Publication year - 2008
Publication title -
journal of aquatic animal health
Language(s) - English
Resource type - Journals
SCImago Journal Rank - 0.507
H-Index - 52
eISSN - 1548-8667
pISSN - 0899-7659
DOI - 10.1577/h07-047.1
Subject(s) - enrofloxacin , broth microdilution , florfenicol , microbiology and biotechnology , biology , flumequine , oxytetracycline , minimum inhibitory concentration , antibiotics , veterinary medicine , ciprofloxacin , medicine
A simple and reproducible microdilution method was developed to test the susceptibility of the bacterium Flavobacterium columnare to antibiotics in vitro. The testing was conducted at 28°C for 44–48 h at two dilutions of Mueller–Hinton broth (DMHB) using a standardized inoculum, a reference isolate of Escherichia coli ATCC25922 as a quality control organism, positive and negative control wells, and standardized custom‐made microtiter plates. The E. coli ATCC25922 and F. columnare ATCC23463 (the species type strain) had significantly better growth in DMHB at 1:5 (4 g/L) than at 1:7 (3 g/L).

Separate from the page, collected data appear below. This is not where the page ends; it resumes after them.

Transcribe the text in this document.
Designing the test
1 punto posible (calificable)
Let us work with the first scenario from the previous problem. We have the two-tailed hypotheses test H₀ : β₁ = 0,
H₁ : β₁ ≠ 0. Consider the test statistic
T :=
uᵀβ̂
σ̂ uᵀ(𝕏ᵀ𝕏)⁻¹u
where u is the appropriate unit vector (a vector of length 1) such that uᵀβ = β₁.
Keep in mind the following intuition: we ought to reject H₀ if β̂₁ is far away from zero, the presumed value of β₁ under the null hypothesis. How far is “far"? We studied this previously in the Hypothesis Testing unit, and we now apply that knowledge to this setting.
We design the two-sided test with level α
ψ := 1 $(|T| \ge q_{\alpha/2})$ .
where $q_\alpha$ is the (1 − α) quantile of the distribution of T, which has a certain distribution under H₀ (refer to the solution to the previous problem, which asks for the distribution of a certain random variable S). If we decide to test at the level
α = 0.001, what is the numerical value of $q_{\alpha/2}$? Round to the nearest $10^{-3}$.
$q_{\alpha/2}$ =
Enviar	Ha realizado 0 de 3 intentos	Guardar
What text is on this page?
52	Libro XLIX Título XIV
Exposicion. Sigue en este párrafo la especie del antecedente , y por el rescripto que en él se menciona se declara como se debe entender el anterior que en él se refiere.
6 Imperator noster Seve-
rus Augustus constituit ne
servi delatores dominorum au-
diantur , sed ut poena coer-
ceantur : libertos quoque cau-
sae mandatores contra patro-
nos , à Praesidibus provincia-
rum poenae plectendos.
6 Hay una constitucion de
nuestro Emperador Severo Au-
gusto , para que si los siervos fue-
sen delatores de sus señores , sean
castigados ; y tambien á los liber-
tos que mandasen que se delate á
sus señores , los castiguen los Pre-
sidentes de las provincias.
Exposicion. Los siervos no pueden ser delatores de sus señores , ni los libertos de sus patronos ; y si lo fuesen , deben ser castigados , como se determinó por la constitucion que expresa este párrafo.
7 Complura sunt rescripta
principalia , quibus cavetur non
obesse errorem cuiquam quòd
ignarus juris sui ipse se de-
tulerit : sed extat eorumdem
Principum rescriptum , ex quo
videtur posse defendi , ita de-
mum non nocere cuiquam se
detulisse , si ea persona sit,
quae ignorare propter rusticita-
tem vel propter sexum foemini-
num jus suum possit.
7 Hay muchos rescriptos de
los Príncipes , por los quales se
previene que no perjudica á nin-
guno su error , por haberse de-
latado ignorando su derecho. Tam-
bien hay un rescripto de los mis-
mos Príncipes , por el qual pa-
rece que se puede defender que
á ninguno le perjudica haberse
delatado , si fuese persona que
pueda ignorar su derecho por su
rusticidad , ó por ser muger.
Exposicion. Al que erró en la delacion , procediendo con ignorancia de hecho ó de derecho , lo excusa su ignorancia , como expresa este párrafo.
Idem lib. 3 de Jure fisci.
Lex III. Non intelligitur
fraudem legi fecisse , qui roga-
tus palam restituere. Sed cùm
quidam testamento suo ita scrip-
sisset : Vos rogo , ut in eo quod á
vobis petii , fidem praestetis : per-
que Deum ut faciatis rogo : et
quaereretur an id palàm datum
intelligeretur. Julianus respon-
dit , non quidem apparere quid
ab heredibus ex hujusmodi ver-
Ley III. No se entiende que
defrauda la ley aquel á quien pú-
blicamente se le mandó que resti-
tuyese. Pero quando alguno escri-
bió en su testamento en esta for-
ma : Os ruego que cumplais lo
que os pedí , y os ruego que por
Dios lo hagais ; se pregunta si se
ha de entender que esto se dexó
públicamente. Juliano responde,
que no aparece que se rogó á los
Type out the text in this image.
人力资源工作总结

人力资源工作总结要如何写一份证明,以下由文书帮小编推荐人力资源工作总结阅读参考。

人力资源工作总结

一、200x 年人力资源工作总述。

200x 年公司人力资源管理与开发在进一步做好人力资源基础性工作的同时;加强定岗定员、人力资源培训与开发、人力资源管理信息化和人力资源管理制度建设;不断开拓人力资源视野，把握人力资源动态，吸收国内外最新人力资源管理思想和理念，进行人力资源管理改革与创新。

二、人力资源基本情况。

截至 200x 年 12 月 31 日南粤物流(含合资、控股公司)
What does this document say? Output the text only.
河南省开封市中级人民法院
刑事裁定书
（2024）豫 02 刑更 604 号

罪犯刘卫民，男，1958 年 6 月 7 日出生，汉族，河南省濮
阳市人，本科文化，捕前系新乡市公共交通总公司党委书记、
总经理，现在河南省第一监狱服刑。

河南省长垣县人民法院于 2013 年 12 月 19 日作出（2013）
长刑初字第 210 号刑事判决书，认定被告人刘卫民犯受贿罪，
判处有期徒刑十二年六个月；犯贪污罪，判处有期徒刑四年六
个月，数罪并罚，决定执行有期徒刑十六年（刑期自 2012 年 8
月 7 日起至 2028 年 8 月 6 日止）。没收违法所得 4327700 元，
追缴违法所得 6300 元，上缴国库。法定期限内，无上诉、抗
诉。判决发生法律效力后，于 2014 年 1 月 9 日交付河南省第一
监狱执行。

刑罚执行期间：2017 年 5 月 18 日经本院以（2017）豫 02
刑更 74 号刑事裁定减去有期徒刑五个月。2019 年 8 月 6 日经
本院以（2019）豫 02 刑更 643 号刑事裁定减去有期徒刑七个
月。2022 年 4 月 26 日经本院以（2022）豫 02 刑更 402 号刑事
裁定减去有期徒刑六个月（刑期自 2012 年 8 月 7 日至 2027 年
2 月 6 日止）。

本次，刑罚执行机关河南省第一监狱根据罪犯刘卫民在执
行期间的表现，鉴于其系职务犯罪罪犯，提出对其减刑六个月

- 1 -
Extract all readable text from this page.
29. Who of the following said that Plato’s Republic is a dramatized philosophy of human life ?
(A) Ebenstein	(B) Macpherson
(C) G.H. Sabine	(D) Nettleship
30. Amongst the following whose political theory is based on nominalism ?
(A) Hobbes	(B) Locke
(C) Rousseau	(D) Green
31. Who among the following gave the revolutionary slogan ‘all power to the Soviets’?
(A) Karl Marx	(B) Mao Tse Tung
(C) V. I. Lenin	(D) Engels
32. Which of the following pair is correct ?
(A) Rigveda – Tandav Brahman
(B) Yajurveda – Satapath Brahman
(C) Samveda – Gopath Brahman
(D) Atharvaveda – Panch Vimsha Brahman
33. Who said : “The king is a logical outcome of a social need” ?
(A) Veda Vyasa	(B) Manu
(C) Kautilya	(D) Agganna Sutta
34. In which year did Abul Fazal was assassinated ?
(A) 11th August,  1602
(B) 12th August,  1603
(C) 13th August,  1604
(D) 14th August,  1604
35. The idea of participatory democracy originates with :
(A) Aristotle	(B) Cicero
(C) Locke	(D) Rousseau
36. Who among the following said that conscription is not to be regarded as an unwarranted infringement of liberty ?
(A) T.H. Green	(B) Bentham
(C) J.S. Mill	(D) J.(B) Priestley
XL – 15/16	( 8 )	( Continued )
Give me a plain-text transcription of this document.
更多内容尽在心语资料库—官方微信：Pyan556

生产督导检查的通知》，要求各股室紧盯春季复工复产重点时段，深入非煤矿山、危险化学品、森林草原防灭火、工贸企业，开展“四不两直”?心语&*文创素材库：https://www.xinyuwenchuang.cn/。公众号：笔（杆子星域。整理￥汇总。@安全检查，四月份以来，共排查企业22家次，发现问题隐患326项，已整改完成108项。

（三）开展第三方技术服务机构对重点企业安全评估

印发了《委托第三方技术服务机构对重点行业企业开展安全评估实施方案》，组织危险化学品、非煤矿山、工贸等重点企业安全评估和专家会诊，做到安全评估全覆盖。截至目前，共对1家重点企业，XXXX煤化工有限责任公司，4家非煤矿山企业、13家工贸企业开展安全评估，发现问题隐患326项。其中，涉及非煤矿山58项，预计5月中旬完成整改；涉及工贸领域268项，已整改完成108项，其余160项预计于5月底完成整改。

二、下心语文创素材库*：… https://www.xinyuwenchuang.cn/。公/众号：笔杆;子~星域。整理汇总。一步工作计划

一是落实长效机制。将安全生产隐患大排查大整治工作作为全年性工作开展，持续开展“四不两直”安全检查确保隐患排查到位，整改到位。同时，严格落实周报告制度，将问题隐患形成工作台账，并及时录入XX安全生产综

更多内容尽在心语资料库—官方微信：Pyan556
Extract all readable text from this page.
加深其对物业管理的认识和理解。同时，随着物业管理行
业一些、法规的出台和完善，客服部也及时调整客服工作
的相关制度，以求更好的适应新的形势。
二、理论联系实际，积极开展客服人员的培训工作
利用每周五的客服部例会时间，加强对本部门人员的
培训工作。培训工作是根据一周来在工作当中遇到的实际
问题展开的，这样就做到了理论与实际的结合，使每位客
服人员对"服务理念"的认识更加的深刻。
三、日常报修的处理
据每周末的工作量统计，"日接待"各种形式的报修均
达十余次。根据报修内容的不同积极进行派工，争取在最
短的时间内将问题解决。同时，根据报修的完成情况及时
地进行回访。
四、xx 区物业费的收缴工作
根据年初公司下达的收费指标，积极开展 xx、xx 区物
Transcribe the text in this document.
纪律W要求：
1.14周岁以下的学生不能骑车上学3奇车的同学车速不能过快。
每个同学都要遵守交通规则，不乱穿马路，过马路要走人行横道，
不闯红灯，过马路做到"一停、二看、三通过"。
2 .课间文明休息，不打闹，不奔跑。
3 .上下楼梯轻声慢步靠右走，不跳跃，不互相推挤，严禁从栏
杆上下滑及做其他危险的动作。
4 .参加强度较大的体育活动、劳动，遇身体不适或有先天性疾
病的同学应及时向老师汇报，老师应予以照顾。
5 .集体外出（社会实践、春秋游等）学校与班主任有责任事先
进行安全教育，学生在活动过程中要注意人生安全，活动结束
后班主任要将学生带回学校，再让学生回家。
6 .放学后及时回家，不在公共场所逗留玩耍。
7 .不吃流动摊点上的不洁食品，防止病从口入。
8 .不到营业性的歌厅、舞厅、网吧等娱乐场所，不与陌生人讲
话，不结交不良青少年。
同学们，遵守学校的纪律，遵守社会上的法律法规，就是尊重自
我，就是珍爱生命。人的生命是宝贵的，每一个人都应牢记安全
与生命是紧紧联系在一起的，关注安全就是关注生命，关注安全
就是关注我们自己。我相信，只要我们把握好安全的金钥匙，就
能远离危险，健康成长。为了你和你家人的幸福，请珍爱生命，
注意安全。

The E. coli ATCC25922 was found to be acceptable as a reference isolate and produced minimum inhibitory concentration (MIC) values similar to those in the range published by the Clinical and Laboratory Standards Institute derived using standard Mueller–Hinton broth. The new method was used to determine the MIC of 23 F. columnare isolates (representing the three genotypes of the species) to enrofloxacin, ampicillin, oxytetracycline, erythromycin, florfenicol, flumequine, ormetoprim/sulfadimethoxine, and oxolinic acid.